How to enjoy the 2011 baseball season, part 12 of 30: Check in with Aaron Gleeman for passionately gathered Twins news, keen baseball analysis, and dizzyingly prolific pop culture links/appreciations; Gleeman’s current well-researched series counting down the best Twins of all time is up to number 21 (Larry Hisle showed up at number 27


2011 previews so far: St. Louis Cardinals; New York Mets; Philadelphia Phillies; Washington Nationals; Pittsburgh Pirates; Arizona Diamondbacks; Colorado Rockies; New York Yankees; Cleveland Indians; Detroit Tigers; Milwaukee Brewers


  1. I didn’t recall his rotator cuff injury, either. This inspired me to read a little more about Larry (thanks Wikipedia!) and uncovered the following tidbit: As hitting instructor for the 1993 Blue Jays, his batters (Olerud, Molitor, and Alomar) finished 1-2-3 in AL batting race. Not bad for the hitting instructor’s resume.

  2. As a kid I played Little League and High School baseball with Sal Bando, Jr. and Sean Hegan (Mike Hegan’s oldest son) but my brother played with Larry Hisle, Jr. I can say that Larry Hisle, Sr. is one of the nicest guys ever. Even with his rotator cuff injury, he watched all of his kid’s games (since he was on the D.L., obviously) and patiently signed every ball, bat, glove, card, piece of paper that anyone brought him with perfect penmanship. I, personally, must have gotten his autograph 50 times. I always thought it was too bad that his career was derailed by the shoulder injuries but part of his greatness was that he never let it affect him or his family. Great man.
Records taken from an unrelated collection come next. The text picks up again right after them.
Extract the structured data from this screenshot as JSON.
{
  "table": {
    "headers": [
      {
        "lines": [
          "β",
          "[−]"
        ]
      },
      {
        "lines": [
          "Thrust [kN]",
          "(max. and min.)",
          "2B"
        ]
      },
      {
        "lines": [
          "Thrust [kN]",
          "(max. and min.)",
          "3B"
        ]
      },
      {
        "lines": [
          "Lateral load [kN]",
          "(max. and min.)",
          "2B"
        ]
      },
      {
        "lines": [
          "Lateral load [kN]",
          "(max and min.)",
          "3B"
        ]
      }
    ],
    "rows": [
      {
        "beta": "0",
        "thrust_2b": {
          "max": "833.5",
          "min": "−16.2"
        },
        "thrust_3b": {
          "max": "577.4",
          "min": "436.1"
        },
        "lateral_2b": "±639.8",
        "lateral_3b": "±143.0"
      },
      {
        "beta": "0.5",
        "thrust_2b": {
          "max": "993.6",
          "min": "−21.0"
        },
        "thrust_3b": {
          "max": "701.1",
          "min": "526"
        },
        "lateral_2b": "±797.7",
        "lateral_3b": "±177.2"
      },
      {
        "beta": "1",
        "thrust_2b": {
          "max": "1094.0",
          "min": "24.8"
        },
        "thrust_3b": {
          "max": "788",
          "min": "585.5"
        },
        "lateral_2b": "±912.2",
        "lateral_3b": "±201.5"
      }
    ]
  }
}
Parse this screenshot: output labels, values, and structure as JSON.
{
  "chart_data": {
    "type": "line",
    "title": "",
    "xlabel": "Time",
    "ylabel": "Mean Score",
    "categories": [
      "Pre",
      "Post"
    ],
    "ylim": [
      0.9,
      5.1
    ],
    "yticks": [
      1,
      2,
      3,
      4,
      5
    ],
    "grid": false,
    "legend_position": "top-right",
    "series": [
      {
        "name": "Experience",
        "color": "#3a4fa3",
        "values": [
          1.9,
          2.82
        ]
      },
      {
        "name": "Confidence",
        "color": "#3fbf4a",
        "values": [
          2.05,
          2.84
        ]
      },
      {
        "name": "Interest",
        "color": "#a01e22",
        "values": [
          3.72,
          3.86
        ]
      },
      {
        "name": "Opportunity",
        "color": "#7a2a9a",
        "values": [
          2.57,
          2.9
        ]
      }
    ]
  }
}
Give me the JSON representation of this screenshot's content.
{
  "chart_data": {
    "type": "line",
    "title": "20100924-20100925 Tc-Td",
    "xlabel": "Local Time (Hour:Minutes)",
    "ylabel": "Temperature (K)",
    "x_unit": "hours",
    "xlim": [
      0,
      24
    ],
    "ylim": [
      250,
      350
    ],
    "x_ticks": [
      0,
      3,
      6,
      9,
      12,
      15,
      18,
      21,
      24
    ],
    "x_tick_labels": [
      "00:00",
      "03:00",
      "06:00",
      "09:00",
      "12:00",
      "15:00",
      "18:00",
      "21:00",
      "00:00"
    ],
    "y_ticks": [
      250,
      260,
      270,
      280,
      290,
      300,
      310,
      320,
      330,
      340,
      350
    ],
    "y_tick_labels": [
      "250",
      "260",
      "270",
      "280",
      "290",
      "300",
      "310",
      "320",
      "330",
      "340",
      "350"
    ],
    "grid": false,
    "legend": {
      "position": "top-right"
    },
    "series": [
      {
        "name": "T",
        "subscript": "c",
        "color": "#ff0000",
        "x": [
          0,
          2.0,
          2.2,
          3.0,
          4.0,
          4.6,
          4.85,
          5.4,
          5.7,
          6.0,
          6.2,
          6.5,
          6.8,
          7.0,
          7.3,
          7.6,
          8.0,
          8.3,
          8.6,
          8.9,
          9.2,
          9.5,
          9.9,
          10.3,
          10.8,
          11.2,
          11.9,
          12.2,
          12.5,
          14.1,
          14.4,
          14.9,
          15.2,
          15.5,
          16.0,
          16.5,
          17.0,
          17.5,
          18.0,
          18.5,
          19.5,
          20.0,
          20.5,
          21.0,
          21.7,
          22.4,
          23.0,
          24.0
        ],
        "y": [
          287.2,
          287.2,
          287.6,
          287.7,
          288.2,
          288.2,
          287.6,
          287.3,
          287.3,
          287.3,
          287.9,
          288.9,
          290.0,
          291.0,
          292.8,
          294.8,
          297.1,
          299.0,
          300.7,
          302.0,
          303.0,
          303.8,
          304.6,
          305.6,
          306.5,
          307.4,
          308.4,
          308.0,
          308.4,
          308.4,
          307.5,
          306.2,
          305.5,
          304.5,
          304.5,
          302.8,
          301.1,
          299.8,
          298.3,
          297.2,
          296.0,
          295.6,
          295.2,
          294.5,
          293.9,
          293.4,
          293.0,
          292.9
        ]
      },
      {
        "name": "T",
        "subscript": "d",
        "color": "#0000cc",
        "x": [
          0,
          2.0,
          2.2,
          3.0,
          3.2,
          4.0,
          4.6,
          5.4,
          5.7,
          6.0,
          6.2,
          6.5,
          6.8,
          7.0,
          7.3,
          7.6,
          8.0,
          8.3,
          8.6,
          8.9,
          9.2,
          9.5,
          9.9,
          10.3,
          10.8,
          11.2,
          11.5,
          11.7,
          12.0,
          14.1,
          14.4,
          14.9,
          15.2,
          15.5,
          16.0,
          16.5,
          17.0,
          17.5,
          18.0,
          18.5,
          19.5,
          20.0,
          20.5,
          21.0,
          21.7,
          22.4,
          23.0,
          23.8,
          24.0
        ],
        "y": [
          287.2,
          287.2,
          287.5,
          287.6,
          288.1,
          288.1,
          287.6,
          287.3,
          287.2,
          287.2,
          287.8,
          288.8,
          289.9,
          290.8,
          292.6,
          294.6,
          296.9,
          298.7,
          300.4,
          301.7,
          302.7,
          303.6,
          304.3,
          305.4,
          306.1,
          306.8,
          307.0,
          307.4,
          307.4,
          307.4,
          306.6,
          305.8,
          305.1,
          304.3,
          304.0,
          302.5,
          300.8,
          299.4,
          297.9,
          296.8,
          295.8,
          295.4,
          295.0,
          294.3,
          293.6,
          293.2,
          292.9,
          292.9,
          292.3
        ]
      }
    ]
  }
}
  3. I was born in 1965 and started collecting in 1973, so I just accepted Brewers of my childhood for what they were. They will win about 65 games every year and there will be one Brewer in the all star game. Usually it was Don Money, who was a steady presence over the years, but not one to club a homer in the all star game. In 1977 the Brewers went 67-95. The most wins in a season to that point was 76 in 1974, but most seasons the wins were around 65.

    So when the Brewers signed Larry Hisle in 1978, I was excited and confused. Hisle batted 28/119/.302 in 1977 and placed 12th in MVP voting. Why on earth did the Twins let him go and how on earth did we get him? We weren’t the Yankees or the Red Sox; how did we manage this? The Twins let him go in free agency. He made $47,000 in 1977; he signed with the Brewers for $525,000 per year for 5 years! An astronomical amount for the Brewers of the 1970s. We went from 67-95 in 1977 to 93-69 in 1978! Hisle batted 34/115/.290 in 1978 and placed 3rd in MVP voting. At that point in Brewers history, only George The Boomer Scott was close to MVP caliber. The future was so bright: Molitor, Yount, Oglivie, Cooper, Fingers, and Hisle will lead the Brewers into the future. Then the rotator cuff injury ended his career in 1979.

    I always felt bad for him, that although he continued to play, he must have been so frustrated. And then the excitement built into the 1980s. When you see the highlights of that 1978 season and see Hisle in the highlights, you think, “oh yeah, I forgot about him.” He never batted over 100 times in a season over the next four years.